Mittags in Keramoti war es noch heiß, ich wollte diesmal quer durch die Rhodopen fahren. Grenzübergang Thermes – Slatograd. Auf der griechischen Seite war es noch sehr warm, je näher das Gebirge kam wurde das Wetter „schlechter“ – die Natur und ich auf der restlichen Fahrt lebten wieder auf. Noch bevor ich in das Gebirge kam hatte ich eine besondere Begegnung, eine „riesige“ graue , mit irgendwie länglichen helleren Punkten auf den Schuppen, Schlange lag zusammengerollt auf der Strasse. Nun gut, ich war allein, mußte also meinen Mut nicht beweisen…. Diese Biester verlassen bei Gefahr sofort den Platz, treibt man sie hingegen in die Enge beisst sie auch mal kraftvoll zu. Ich hatte bislang erst eine Begegnung mit einer Springnatter. Meine Freunde zeigten mir wie rasch sie sich verziehen, wenn man ihr einen Rückzugsweg läßt. Es sind schöne Tiere – ich bin nicht ausgestiegen. Sie sah wohl mein Auto, überzeugte sich, dass ich vorbei wollte und trollte sich. Wenig später hat es angefangen zu regnen, also eh kein Wetter mehr sich auf der Straße zu sonnen….

Regen in den Rhodopen ist wie ein Wolkenbruch, es kommt alles mit einem Mal. Aber diesmal begleitete er mich vom Grenzübergang bis nach Plovdiv. Natürlich muss es auch mal regnen, und der Staub von der Insel wird auch vom Auto abgewaschen. Der Grenzübergang ist sehr klein, man hatte den Eindruck, es sei ein Schrankenwärterhäuschen  und man fährt hin, redet ein bisschen miteinander, wünscht sich einen guten Tag und fährt weiter.  Passkontrollen und so was gibt es ja hier auch nicht mehr. Hinter dem Übergang liegt das Dörfchen Alamovtsi paar km von Slatograd entfernt. Die Strassen im Gebirge in Griechenland und auch in Bulgarien sind vielleicht nur vier Meter breit, diese Strecke ist für größere LKW nicht zugelassen. Es ist eine geschlossene Strassendecke, keine Löcher, man kann sehr wohl zügig fahren. Weiter gings nach Smoljan, Assenowgrad und schließlich Plovdiv.

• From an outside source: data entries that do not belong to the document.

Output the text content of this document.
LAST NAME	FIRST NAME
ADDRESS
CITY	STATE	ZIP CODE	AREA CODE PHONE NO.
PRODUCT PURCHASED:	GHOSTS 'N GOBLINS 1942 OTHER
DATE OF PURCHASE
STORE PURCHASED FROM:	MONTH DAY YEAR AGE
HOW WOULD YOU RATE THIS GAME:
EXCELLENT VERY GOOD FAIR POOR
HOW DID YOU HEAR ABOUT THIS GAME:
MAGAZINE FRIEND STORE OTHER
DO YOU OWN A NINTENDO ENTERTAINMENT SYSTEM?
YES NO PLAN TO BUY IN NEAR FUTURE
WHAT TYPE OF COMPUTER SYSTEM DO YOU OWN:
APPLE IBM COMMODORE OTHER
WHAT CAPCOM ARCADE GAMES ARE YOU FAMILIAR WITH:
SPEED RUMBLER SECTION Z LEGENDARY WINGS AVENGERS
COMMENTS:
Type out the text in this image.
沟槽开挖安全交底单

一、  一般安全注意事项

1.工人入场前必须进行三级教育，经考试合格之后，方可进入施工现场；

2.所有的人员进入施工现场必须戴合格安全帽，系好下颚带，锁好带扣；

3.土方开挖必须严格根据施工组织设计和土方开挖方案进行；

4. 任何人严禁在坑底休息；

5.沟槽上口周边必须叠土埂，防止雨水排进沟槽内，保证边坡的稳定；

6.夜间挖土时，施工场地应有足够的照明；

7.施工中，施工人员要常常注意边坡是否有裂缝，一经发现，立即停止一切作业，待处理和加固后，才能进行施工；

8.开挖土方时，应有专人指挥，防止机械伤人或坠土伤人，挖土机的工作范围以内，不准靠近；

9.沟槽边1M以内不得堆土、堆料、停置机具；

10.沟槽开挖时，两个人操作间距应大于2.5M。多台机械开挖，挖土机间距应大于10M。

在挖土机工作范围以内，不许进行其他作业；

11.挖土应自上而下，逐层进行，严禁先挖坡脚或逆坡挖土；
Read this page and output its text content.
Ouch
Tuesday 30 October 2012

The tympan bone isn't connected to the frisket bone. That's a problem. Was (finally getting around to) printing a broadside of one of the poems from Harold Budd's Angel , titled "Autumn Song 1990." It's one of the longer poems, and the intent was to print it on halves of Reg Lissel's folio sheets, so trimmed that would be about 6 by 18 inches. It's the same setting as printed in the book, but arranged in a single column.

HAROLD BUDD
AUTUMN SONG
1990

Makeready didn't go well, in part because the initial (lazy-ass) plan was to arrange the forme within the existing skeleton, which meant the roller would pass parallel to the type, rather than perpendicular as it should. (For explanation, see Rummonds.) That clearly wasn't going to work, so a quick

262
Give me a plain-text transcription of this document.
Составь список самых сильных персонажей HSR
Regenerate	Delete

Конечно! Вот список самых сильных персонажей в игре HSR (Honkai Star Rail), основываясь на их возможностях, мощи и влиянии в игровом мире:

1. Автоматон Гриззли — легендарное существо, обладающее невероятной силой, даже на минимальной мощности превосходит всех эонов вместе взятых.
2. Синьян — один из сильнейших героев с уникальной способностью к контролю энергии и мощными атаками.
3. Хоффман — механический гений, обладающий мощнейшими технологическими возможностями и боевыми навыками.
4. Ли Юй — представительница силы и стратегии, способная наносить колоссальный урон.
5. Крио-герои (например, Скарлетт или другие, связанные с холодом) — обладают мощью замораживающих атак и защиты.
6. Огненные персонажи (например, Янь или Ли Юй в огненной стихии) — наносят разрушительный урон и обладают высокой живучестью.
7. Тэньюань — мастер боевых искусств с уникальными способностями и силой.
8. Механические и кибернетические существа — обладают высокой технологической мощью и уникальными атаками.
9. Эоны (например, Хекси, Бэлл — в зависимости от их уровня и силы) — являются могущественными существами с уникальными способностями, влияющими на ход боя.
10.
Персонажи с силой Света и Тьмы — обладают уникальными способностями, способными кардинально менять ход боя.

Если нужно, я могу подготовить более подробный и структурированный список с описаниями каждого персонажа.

Der Anrufbeantworter war voll, ich bin erst einen Tag später wieder gekommen als verabredet. Also erst mal Telefondienst. Ganz schnell haben wir uns für heute Abend im Restaurant Trimontium verabredet, da es noch immer regnet. Nach abhören aller Nachrichten auf dem AB habe ich mir verschiedene Dinge aufgeschrieben, die ich in den nächsten zweieinhalb Tagen noch erledigen möchte und ein Anruf war von der kleinen, niedlichen Tierärztin dabei. Kurzentschlossen habe ich sie ins Trimontium eingeladen, hatte sie angerufen und ihr gesagt, dass ich sie um neunzehn Uhr zu Hause abhole. Ich denke, sie hat sich darüber gefreut… Ich kann ja noch immer eine gute Bekanntschaft mit ihr pflegen.

Nun aber los, es ist fast schon zu spät. Ich hoffe es wird wieder ein schöner Abend mit all meinen Freunden und deren Pertnerinnen und Partnern – ich freue mich, dass ich heute Abend nicht allein bin.